Information regarding the status of published or unpublished applications may be obtained from Patent Center. Unpublished application information in Patent Center is available to registered users. To file and manage patent submissions in Patent Center, visit: https://patentcenter.uspto.gov. Visit https://www.uspto.gov/patents/apply/patent-center for more information about Patent Center and https://www.uspto.gov/patents/docx for information about filing in DOCX format. For additional questions, contact the Electronic Business Center (EBC) at 866-217-9197 (toll-free). If you would like assistance from a USPTO Customer Service Representative, call 800-786-9199 (IN USA OR CANADA) or 571-272-1000.

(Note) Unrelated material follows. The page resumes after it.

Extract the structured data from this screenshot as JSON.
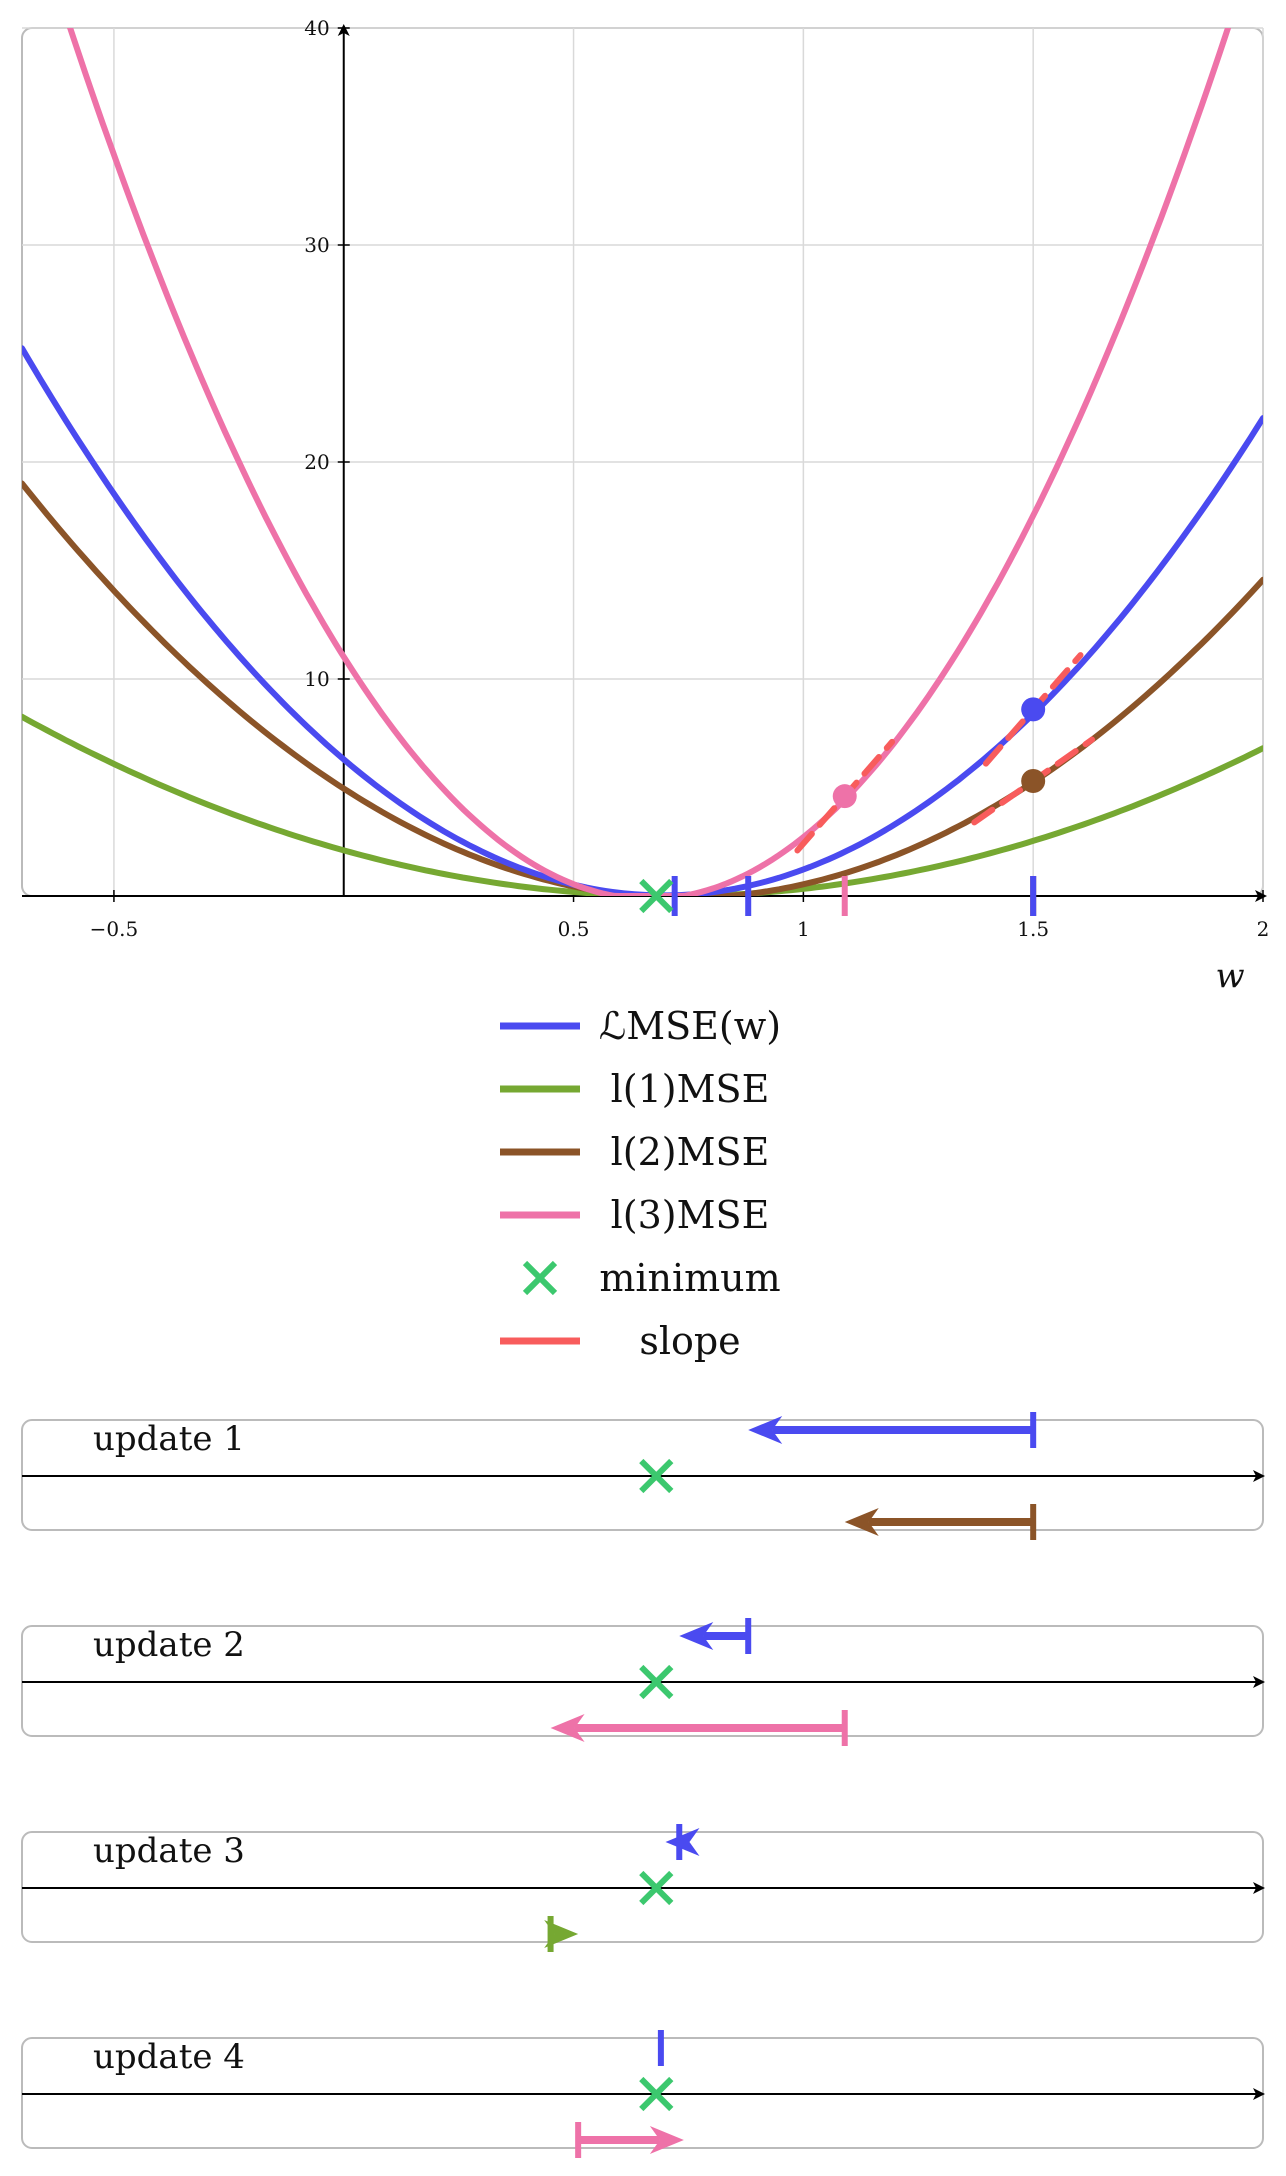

/HWEI-MIN LU/Examiner, Art Unit 2175                                                                                                                                                                                                        


    
        
            
        
            
        
            
        
            
        
            
        
            
        
            
        
            
        
            
        
            
        
            
        
            
        
            
        
            
        
            
        
            
        
            
        
            
        
            
        
            
        
            
        
            
        
            
        
            
        
            
        
            
    

    
        1 See, for example US 2009/0327856 A1 to Mouilleseaux et al., published on 12/31/2009, 115 in FIG. 1; ¶¶ [0042]-[0043]: the video clip has paused at particular frame 127 in response to a user activating control 115 to add an annotation to the clip.
        2 See, for example US 2008/0046956A1 to Kulas, published on 02/21/2008, FIG. 4; ¶¶ [0028]-[0031].
        3 See, for example US 2019/0114057 A1 to KERR, filed on 10/13/2017, FIGS. 11A-B; ¶ [0100]-[0103], [0021], and [0031].